One of the tricky aspects to filing for Chapter 7 is the qualification process. Bankruptcy laws are set up in such a way to encourage consumers to repay their debts to their fullest extent. In other words, if you can afford to repay your debts in some fashion, the bankruptcy process wants to help you achieve that goal. Therefore, the rules impose strict income requirements in order to qualify for Chapter 7. Specifically, a debtor's income must be less than the median income level of their state of filing. If their income is greater than the median income of the state, they would not qualify for Chapter 7 but may be able to seek Chapter 13 instead.

Debts And Assets

The Chapter 7 process appeals to many people who are looking for a total debt elimination. However, we know that this isn't always possible for people with certain income levels. The type of debt being carried also affects whether a Chapter 7 case will be successful or not. Secured debts, such as mortgages and car loans, are difficult to manage in Chapter 7 because of their ability to be liquidated by the creditor for non-payment. Unsecured debts, however, are easily managed in this type of filing as they do not hold any asset as collateral against the loan.

The main concern with asset protection in a Chapter 7 filing deals with the type of debt.
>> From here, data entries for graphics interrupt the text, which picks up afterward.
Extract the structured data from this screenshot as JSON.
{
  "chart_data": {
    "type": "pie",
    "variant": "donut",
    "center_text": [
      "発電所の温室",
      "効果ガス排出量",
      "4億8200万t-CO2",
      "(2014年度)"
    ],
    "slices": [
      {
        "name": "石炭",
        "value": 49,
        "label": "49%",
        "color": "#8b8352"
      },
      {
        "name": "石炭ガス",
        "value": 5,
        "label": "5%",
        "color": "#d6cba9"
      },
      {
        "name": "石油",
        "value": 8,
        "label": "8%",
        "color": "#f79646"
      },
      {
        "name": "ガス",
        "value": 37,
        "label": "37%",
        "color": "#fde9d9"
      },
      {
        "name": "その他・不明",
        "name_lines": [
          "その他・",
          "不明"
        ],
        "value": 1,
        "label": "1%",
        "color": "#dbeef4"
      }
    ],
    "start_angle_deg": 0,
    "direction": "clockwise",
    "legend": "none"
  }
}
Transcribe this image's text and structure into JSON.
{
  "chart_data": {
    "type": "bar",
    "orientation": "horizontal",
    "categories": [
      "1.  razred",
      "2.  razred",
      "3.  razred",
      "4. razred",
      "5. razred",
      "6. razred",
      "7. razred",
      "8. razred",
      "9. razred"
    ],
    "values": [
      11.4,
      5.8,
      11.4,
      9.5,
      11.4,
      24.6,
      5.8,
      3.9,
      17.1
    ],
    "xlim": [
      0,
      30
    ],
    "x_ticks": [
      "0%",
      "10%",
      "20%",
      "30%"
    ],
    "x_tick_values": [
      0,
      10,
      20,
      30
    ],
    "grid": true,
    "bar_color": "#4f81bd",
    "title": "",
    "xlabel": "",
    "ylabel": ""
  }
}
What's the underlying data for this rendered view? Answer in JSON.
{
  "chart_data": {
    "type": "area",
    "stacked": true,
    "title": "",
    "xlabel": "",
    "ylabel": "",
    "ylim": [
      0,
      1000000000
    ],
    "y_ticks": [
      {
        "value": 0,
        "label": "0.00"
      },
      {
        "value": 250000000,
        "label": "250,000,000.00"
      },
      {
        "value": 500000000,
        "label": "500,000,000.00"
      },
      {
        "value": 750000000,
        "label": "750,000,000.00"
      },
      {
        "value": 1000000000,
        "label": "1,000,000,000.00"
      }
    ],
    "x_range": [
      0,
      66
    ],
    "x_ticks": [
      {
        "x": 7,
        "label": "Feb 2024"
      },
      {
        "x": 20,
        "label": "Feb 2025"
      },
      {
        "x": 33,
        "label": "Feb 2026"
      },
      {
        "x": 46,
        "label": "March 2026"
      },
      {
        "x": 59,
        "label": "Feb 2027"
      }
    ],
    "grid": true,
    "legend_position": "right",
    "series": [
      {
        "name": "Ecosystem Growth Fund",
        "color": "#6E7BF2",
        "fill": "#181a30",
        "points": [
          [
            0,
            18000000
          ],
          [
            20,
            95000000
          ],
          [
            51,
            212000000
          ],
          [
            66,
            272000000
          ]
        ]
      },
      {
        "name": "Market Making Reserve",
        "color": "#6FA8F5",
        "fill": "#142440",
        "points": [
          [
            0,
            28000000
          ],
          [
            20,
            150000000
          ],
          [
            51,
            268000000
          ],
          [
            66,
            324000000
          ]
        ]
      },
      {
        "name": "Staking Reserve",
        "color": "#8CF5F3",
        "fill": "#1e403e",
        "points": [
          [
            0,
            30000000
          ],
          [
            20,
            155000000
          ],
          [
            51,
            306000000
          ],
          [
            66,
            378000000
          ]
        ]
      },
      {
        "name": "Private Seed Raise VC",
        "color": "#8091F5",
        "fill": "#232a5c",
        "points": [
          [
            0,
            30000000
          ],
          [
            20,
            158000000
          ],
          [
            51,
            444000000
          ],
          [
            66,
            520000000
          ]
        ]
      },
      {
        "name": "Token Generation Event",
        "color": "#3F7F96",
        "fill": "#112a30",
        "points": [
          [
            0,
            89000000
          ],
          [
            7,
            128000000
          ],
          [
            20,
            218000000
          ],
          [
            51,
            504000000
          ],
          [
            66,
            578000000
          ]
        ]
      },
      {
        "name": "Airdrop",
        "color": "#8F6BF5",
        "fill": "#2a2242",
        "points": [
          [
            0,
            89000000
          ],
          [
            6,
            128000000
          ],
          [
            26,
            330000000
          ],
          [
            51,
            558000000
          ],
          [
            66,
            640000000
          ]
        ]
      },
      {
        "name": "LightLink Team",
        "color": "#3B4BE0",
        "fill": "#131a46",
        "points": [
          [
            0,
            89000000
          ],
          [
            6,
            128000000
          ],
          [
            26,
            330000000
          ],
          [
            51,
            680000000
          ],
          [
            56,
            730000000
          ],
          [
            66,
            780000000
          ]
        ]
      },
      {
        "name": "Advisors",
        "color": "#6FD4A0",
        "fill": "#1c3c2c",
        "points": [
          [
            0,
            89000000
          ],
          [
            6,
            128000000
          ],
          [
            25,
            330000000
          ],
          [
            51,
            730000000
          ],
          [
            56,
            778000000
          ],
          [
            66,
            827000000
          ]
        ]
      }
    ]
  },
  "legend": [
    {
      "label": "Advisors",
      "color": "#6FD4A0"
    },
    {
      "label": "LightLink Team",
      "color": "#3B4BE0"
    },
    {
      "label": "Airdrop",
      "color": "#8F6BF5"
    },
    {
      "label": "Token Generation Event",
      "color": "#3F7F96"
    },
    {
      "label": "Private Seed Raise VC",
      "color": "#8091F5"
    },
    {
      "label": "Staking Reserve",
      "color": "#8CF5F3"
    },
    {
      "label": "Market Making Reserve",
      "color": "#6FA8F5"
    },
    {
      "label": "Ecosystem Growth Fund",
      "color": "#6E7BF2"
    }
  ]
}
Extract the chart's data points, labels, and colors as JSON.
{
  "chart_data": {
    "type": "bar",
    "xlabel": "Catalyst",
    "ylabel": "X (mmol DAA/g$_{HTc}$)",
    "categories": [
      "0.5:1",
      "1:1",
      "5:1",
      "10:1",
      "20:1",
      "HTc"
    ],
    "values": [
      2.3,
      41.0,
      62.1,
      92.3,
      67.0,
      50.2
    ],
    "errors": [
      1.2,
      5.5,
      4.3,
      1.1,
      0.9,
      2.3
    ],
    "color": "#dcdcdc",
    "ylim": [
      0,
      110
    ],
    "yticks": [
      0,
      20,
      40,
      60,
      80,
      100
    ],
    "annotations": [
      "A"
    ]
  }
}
Because secured debts hold the asset as collateral, they are not guaranteed to be protected. Unless the asset falls under exemption laws, the asset may not be able to be protected from creditors in a Chapter 7 case.

Credit Effects

Perhaps one of the most concerning issues debtors face is how the bankruptcy will be reflected on their credit report after the discharge. While neither type of bankruptcy damages your credit directly, but can actually improve it, there are still some considerations with future loans. Many lenders will consider a debtor more of a credit risk after a Chapter 7 case than a Chapter 13 case. This just means that debtors must work a little harder to prove their fiscal responsibility after coming out of a Chapter 7.